In his column today,
David Brooks offers a thought-provoking (he's good at that) contrast of off-line as compared to on-line learning. Here's a key passage:
When people in this slower world [off-line] gather to try to understand connections and context, they gravitate toward a different set of questions. These questions are less about sensation than about meaning. They argue about how events unfold and how context influences behavior. They are more likely to make moral evaluations. They want to know where it is all headed and what are the ultimate ends.
We short-story and novel writers — well, most of us, anyway — live and work mostly in this slower world. Video game-writers, on-line interactive plotters offering multiple pathways, and
E. L. James are challenging the model, obviously, creating experiences rather than narrative. Which is fine, I suppose, and inevitable, but has its cost if it occupies all our attention. Brooks goes on,
The online world is brand new, but it feels more fun, effortless and natural than the offline world of reading and discussion. It nurtures agility, but there is clear evidence by now that it encourages a fast mental rhythm that undermines the ability to explore narrative, and place people, ideas and events in wider contexts.

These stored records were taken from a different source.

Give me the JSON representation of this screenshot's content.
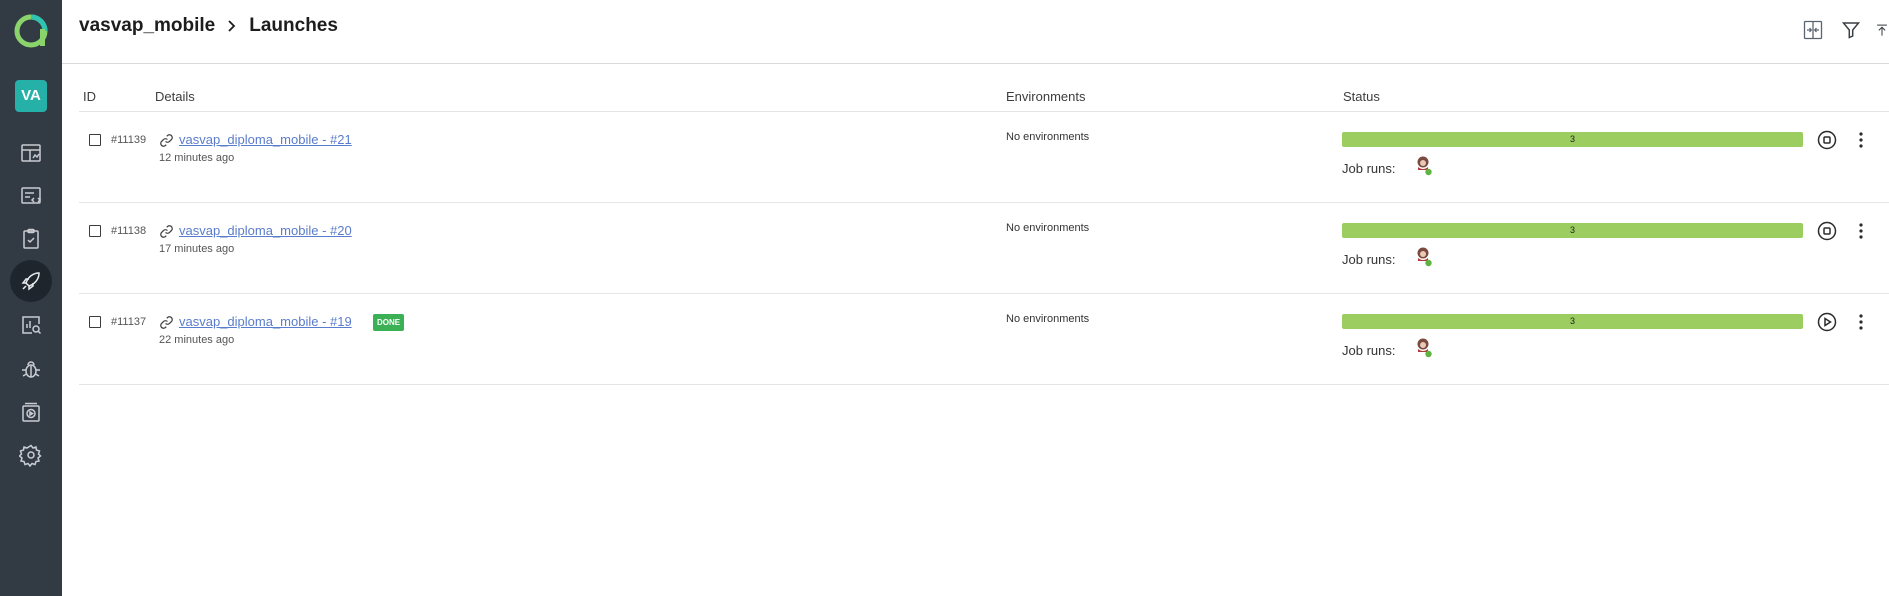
{
  "header": {
    "project": "vasvap_mobile",
    "page": "Launches"
  },
  "sidebar": {
    "avatar_initials": "VA",
    "items": [
      {
        "icon": "dashboard-icon"
      },
      {
        "icon": "test-cases-icon"
      },
      {
        "icon": "test-plans-icon"
      },
      {
        "icon": "launches-icon",
        "active": true
      },
      {
        "icon": "analytics-icon"
      },
      {
        "icon": "defects-icon"
      },
      {
        "icon": "jobs-icon"
      },
      {
        "icon": "settings-icon"
      }
    ]
  },
  "table": {
    "columns": {
      "id": "ID",
      "details": "Details",
      "environments": "Environments",
      "status": "Status"
    },
    "rows": [
      {
        "id": "#11139",
        "name": "vasvap_diploma_mobile - #21",
        "time": "12 minutes ago",
        "env": "No environments",
        "count": "3",
        "job_label": "Job runs:",
        "badge": "",
        "action": "stop"
      },
      {
        "id": "#11138",
        "name": "vasvap_diploma_mobile - #20",
        "time": "17 minutes ago",
        "env": "No environments",
        "count": "3",
        "job_label": "Job runs:",
        "badge": "",
        "action": "stop"
      },
      {
        "id": "#11137",
        "name": "vasvap_diploma_mobile - #19",
        "time": "22 minutes ago",
        "env": "No environments",
        "count": "3",
        "job_label": "Job runs:",
        "badge": "DONE",
        "action": "play"
      }
    ]
  },
  "colors": {
    "sidebar": "#323a44",
    "accent": "#25b1a7",
    "progress": "#9ccd61",
    "link": "#5a7ccc",
    "done_badge": "#3cb054"
  }
}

I'm still an old-fashioned, Second Millennium guy, wedded to narrative. Not just in my fiction, but in my thinking and writing about social, political and (occasionally) scientific matters. And so is David Brooks. I think the world will always need such thinking for us to have some idea of where we're headed and how we got here, instead of just jumping to each new experience that seems exciting. It's a minority view, but you on-liners are going to need us when your games crash.
2 comments:
I don't usually pay a lot of attention to the NYT columnists, with the occasional exception of Krugman. I glance at their headings and first paragraphs to keep in touch with what the NYC-Washington establishment is currently obsessing about. But recently I have paid attention to Brooks. I did so because he was interviewed by Charlie Rose, while I was doing my exercises, about his new book, The Road to Character." There are many things to be said about this book, many said well in a New Yorker review by Rebecca Mead (http://www.newyorker.com/culture/cultural-comment/david-brookss-search-for-meaning), but what struck me was the reason he offered for people acting morally. He said, as I understood him, writhing on the floor and lifting weights, that people act morally because they have being good as a goal. I certainly don't feel that way about myself. I have various purposes, to avoid pain, to have a good time, to earn my bread, to nurture my family and friends, to get praise, etc. etc. I try to pursue them morally partly out of fear of censure or punishment and partly because I believe that all our lives are better because we share common rules of action. I guess I also have a sense of playing to an audience, some of which is internalized. His view, that people act moral because they have a goal of being good, seems to me a little like claiming that we drive in order to obey traffic laws. I drive because I want to get somewhere and do something, and obey traffic laws for the foresaid kind of reasons.
His view also suggests to me religions that posit an afterlife of moral rewards and punishments, which seems to me to reduce (I use the word advisedly) human life to a morality paly. I find that demeaning.
So I'm kind of off on the wrong foot with Brooks, though I m sure there are people who try to be good in the way he describes.
Mead quotes him as saying, "I’m paid to be a narcissistic blowhard, to volley my opinions, to appear more confident about them than I really am, to appear smarter than I really am, to appear better and more authoritative than I really am. I have to work harder than most people to avoid a life of smug superficiality.” I think he's right and give him some credit for self-awareness.
Perhaps I also have a special perspective on what Brooks covers in his column in that I have had many decades to digest the efflorescence of the World Wide Web. I started working on the Internet in an environment of hyperlinks in 1970. Of curse it was a meager thing then, without graphics, and almost incomprehensibly slow. But anyway I had decades to ease into it.
All that said the first part of the essay about the cocktail party of knowledge seems more or less right to me, if glib -: Up to the point where he says " The slowness of solitary reading or thinking means you are not as concerned with each individual piece of data." I don't think that's right. Reading in the narrow, following the river of story, seems to me to allow you to concentrate more on individual pieces of data, but a different set of data. The data are selected more by the storyteller and less by the reader's whim or the advertising-driven caprice of Facebook placement. I think whether that leads to more "knowledge" depends on the storyteller.
This discussion reminds me of the old time assertion by Marshal McLuhan, that the medium was the message. I've never believed it. With occasional important exceptions, the message is the message.
There is, by the way, a whole academic organization devoted to these question form the web perspective, ELO (Electronic Literature Organization). See for example: (https://elo2015.sched.org/event/f99b461e7661b30d8fb951b603056b39#.VanWWbe1Nqs).
I read Krugman and almost am at least half-convinced, mainly because he sounds plausible and I like his "liberal" premises, and because I don't know enough about economics to dispute him. Brooks I usually disagree with, at least in part, which makes reading him much more interesting: he challenges me to construct a counter argument.